The farm, such as it was, sat near the mouth of a broad
wadi
. There was a ramshackle dwelling – mud-brick and palm thatch – the waterhole and, lower down, a cluster of fields irrigated by channels running off the waterhole: one growing maize, one
bersiim
, one
molocchia
. Khalifa’s deputy, Sergeant Mohammed Sariya, was standing down there, examining the withered crops. Beyond, a dusty track wound away through the hills towards the Nile Valley forty kilometres to the west, a tenuous umbilical cord linking the farm to civilization.
‘We’re from Farshut originally,’ said the man, pulling on his cigarette. ‘Had to get out because of the violence. They hate Christians up there. The police never did anything. They never do anything unless you’re rich. I wanted to give my family a better life, my kids. My cousin came here a few years ago, said it was OK, no one bothered him. So we came too. It’s not much, but at least it’s safe. And now they want to drive us away from here as well. God help us! What are we going to do? Please, God, help us!’

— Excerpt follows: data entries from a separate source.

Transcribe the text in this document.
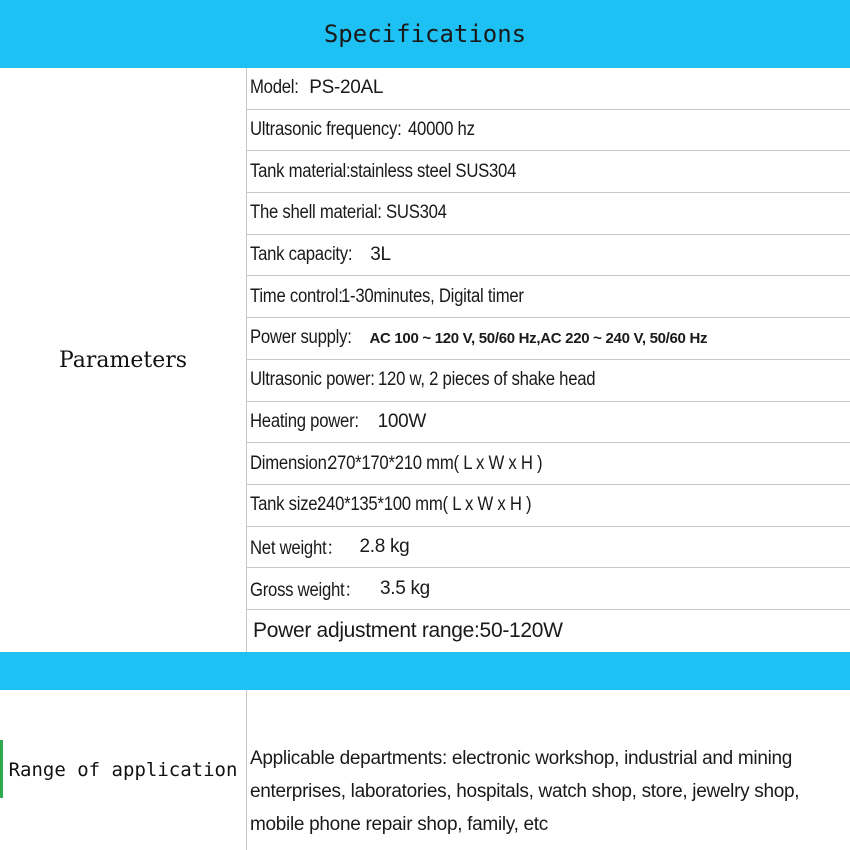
Specifications
Parameters
Model: PS-20AL
Ultrasonic frequency: 40000 hz
Tank material: stainless steel SUS304
The shell material: SUS304
Tank capacity: 3L
Time control:
1-30minutes, Digital timer
Power supply: AC 100 ~ 120 V, 50/60 Hz,AC 220 ~ 240 V, 50/60 Hz
Ultrasonic power: 120 w, 2 pieces of shake head
Heating power: 100W
Dimension:
270*170*210 mm( L x W x H )
Tank size:
240*135*100 mm( L x W x H )
Net weight： 2.8 kg
Gross weight： 3.5 kg
Power adjustment range:50-120W
Range of application
Applicable departments: electronic workshop, industrial and mining enterprises, laboratories, hospitals, watch shop, store, jewelry shop, mobile phone repair shop, family, etc
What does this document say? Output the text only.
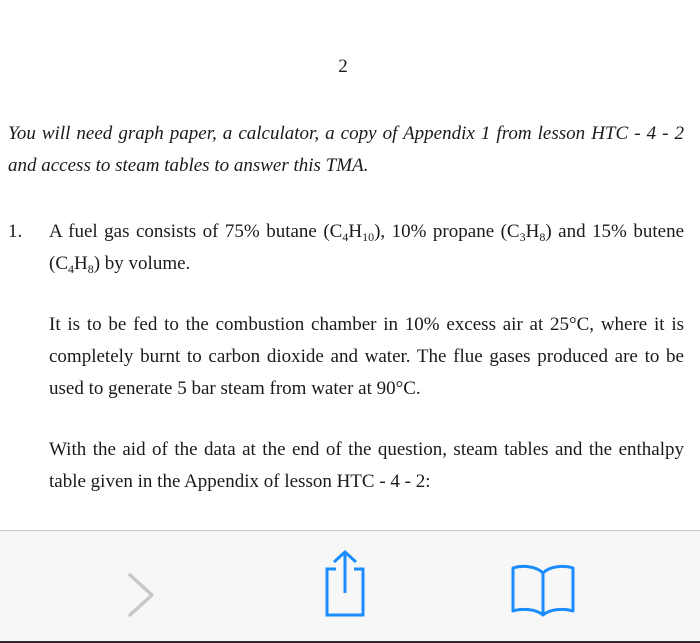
2

You will need graph paper, a calculator, a copy of Appendix 1 from lesson HTC - 4 - 2 and access to steam tables to answer this TMA.

1. A fuel gas consists of 75% butane $(C_4H_{10})$, 10% propane $(C_3H_8)$ and 15% butene $(C_4H_8)$ by volume.

It is to be fed to the combustion chamber in 10% excess air at 25°C, where it is completely burnt to carbon dioxide and water. The flue gases produced are to be used to generate 5 bar steam from water at 90°C.

With the aid of the data at the end of the question, steam tables and the enthalpy table given in the Appendix of lesson HTC - 4 - 2:
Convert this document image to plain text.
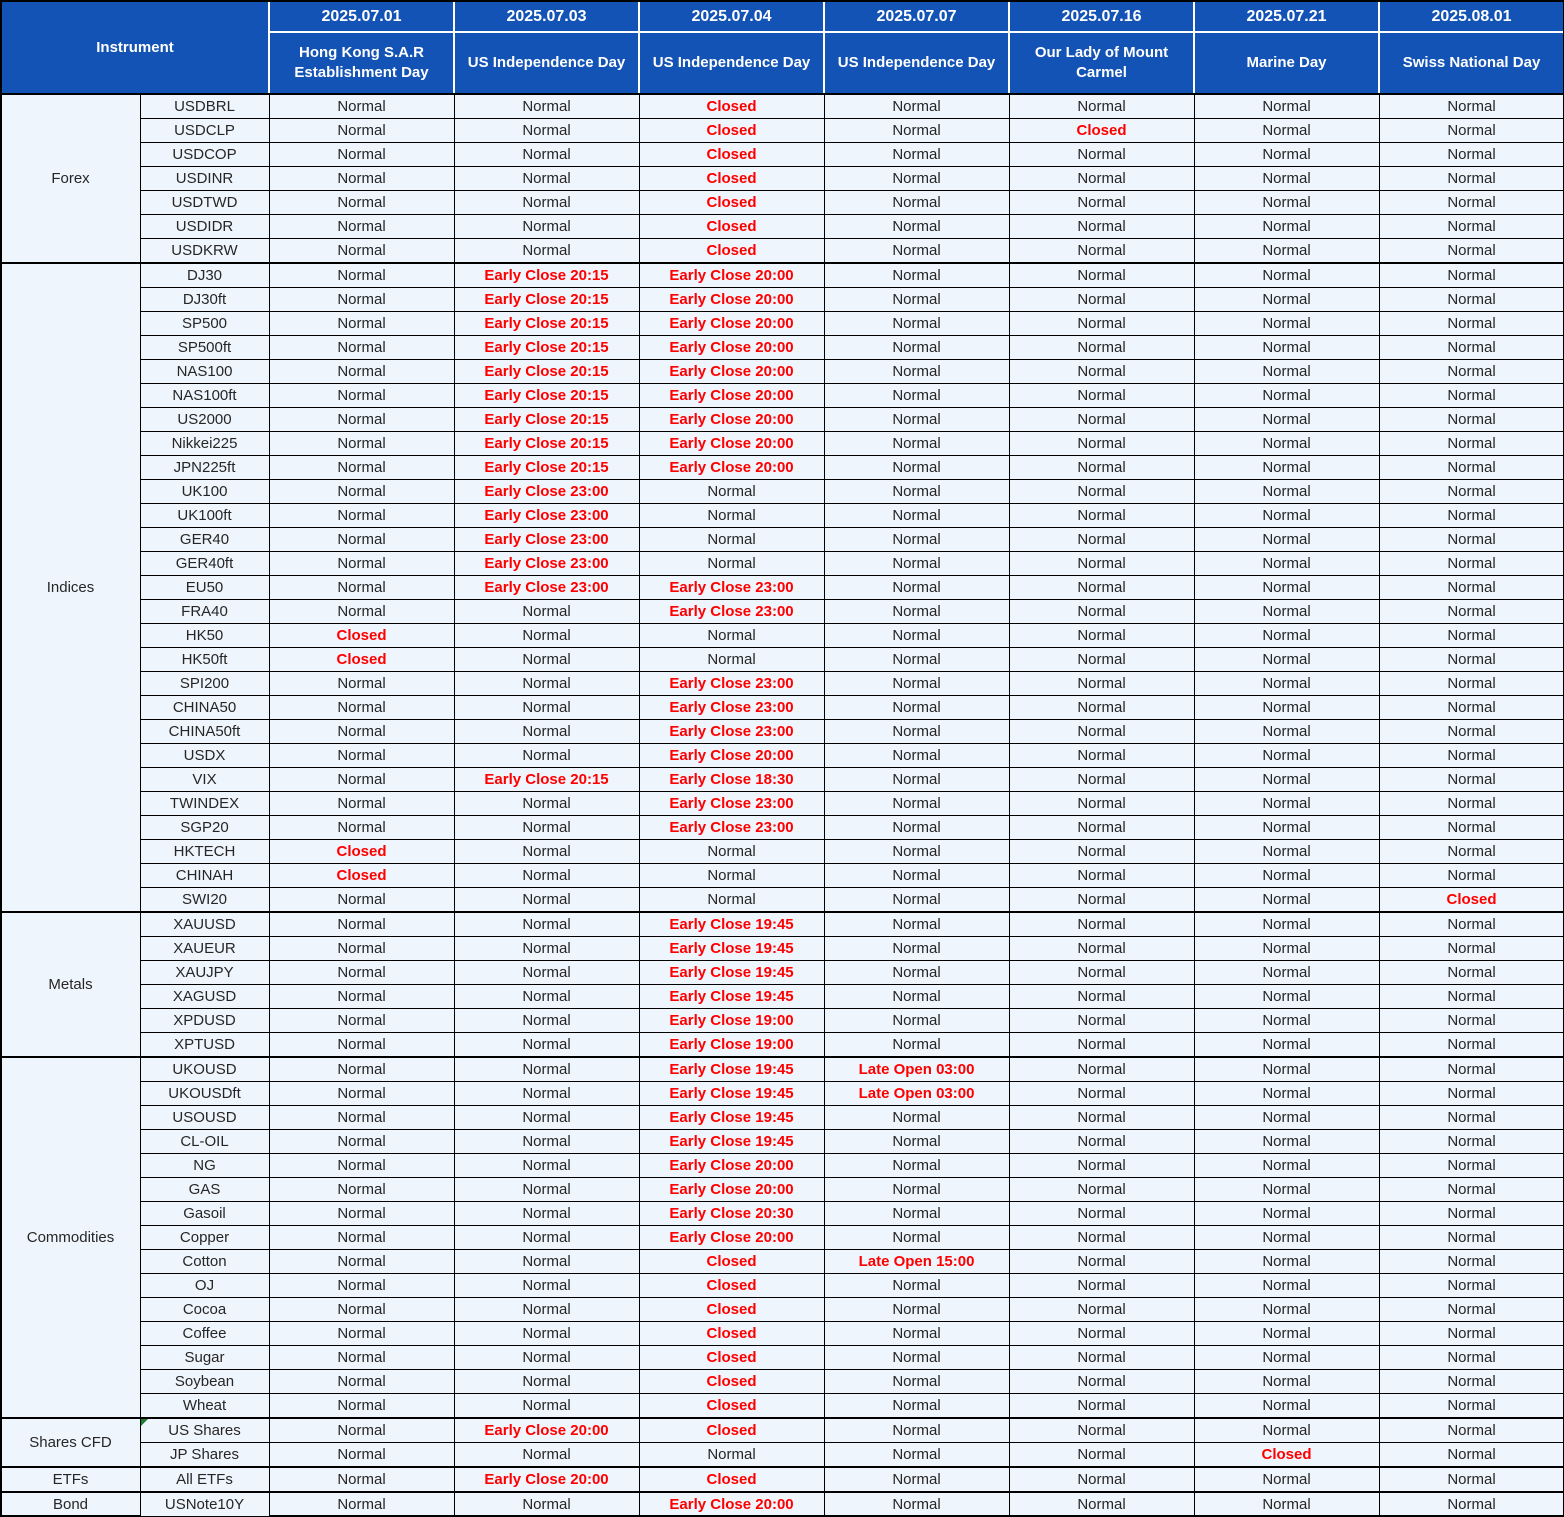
Instrument		2025.07.01	2025.07.03	2025.07.04	2025.07.07	2025.07.16	2025.07.21	2025.08.01
		Hong Kong S.A.R Establishment Day	US Independence Day	US Independence Day	US Independence Day	Our Lady of Mount Carmel	Marine Day	Swiss National Day
Forex	USDBRL	Normal	Normal	Closed	Normal	Normal	Normal	Normal
	USDCLP	Normal	Normal	Closed	Normal	Closed	Normal	Normal
	USDCOP	Normal	Normal	Closed	Normal	Normal	Normal	Normal
	USDINR	Normal	Normal	Closed	Normal	Normal	Normal	Normal
	USDTWD	Normal	Normal	Closed	Normal	Normal	Normal	Normal
	USDIDR	Normal	Normal	Closed	Normal	Normal	Normal	Normal
	USDKRW	Normal	Normal	Closed	Normal	Normal	Normal	Normal
Indices	DJ30	Normal	Early Close 20:15	Early Close 20:00	Normal	Normal	Normal	Normal
	DJ30ft	Normal	Early Close 20:15	Early Close 20:00	Normal	Normal	Normal	Normal
	SP500	Normal	Early Close 20:15	Early Close 20:00	Normal	Normal	Normal	Normal
	SP500ft	Normal	Early Close 20:15	Early Close 20:00	Normal	Normal	Normal	Normal
	NAS100	Normal	Early Close 20:15	Early Close 20:00	Normal	Normal	Normal	Normal
	NAS100ft	Normal	Early Close 20:15	Early Close 20:00	Normal	Normal	Normal	Normal
	US2000	Normal	Early Close 20:15	Early Close 20:00	Normal	Normal	Normal	Normal
	Nikkei225	Normal	Early Close 20:15	Early Close 20:00	Normal	Normal	Normal	Normal
	JPN225ft	Normal	Early Close 20:15	Early Close 20:00	Normal	Normal	Normal	Normal
	UK100	Normal	Early Close 23:00	Normal	Normal	Normal	Normal	Normal
	UK100ft	Normal	Early Close 23:00	Normal	Normal	Normal	Normal	Normal
	GER40	Normal	Early Close 23:00	Normal	Normal	Normal	Normal	Normal
	GER40ft	Normal	Early Close 23:00	Normal	Normal	Normal	Normal	Normal
	EU50	Normal	Early Close 23:00	Early Close 23:00	Normal	Normal	Normal	Normal
	FRA40	Normal	Normal	Early Close 23:00	Normal	Normal	Normal	Normal
	HK50	Closed	Normal	Normal	Normal	Normal	Normal	Normal
	HK50ft	Closed	Normal	Normal	Normal	Normal	Normal	Normal
	SPI200	Normal	Normal	Early Close 23:00	Normal	Normal	Normal	Normal
	CHINA50	Normal	Normal	Early Close 23:00	Normal	Normal	Normal	Normal
	CHINA50ft	Normal	Normal	Early Close 23:00	Normal	Normal	Normal	Normal
	USDX	Normal	Normal	Early Close 20:00	Normal	Normal	Normal	Normal
	VIX	Normal	Early Close 20:15	Early Close 18:30	Normal	Normal	Normal	Normal
	TWINDEX	Normal	Normal	Early Close 23:00	Normal	Normal	Normal	Normal
	SGP20	Normal	Normal	Early Close 23:00	Normal	Normal	Normal	Normal
	HKTECH	Closed	Normal	Normal	Normal	Normal	Normal	Normal
	CHINAH	Closed	Normal	Normal	Normal	Normal	Normal	Normal
	SWI20	Normal	Normal	Normal	Normal	Normal	Normal	Closed
Metals	XAUUSD	Normal	Normal	Early Close 19:45	Normal	Normal	Normal	Normal
	XAUEUR	Normal	Normal	Early Close 19:45	Normal	Normal	Normal	Normal
	XAUJPY	Normal	Normal	Early Close 19:45	Normal	Normal	Normal	Normal
	XAGUSD	Normal	Normal	Early Close 19:45	Normal	Normal	Normal	Normal
	XPDUSD	Normal	Normal	Early Close 19:00	Normal	Normal	Normal	Normal
	XPTUSD	Normal	Normal	Early Close 19:00	Normal	Normal	Normal	Normal
Commodities	UKOUSD	Normal	Normal	Early Close 19:45	Late Open 03:00	Normal	Normal	Normal
	UKOUSDft	Normal	Normal	Early Close 19:45	Late Open 03:00	Normal	Normal	Normal
	USOUSD	Normal	Normal	Early Close 19:45	Normal	Normal	Normal	Normal
	CL-OIL	Normal	Normal	Early Close 19:45	Normal	Normal	Normal	Normal
	NG	Normal	Normal	Early Close 20:00	Normal	Normal	Normal	Normal
	GAS	Normal	Normal	Early Close 20:00	Normal	Normal	Normal	Normal
	Gasoil	Normal	Normal	Early Close 20:30	Normal	Normal	Normal	Normal
	Copper	Normal	Normal	Early Close 20:00	Normal	Normal	Normal	Normal
	Cotton	Normal	Normal	Closed	Late Open 15:00	Normal	Normal	Normal
	OJ	Normal	Normal	Closed	Normal	Normal	Normal	Normal
	Cocoa	Normal	Normal	Closed	Normal	Normal	Normal	Normal
	Coffee	Normal	Normal	Closed	Normal	Normal	Normal	Normal
	Sugar	Normal	Normal	Closed	Normal	Normal	Normal	Normal
	Soybean	Normal	Normal	Closed	Normal	Normal	Normal	Normal
	Wheat	Normal	Normal	Closed	Normal	Normal	Normal	Normal
Shares CFD	US Shares	Normal	Early Close 20:00	Closed	Normal	Normal	Normal	Normal
	JP Shares	Normal	Normal	Normal	Normal	Normal	Closed	Normal
ETFs	All ETFs	Normal	Early Close 20:00	Closed	Normal	Normal	Normal	Normal
Bond	USNote10Y	Normal	Normal	Early Close 20:00	Normal	Normal	Normal	Normal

His sobs grew louder and he slumped forward, pressing his forehead into the dirt. Twenty metres away Khalifa could see the man’s wife and three children standing in the door of their hut, watching. Two boys and a girl. The same as Khalifa’s family. He stared at them, his mouth tightening fractionally as if he was trying to swallow something back. Then leaning down, he pulled the man upright and brushed the dust off his hair.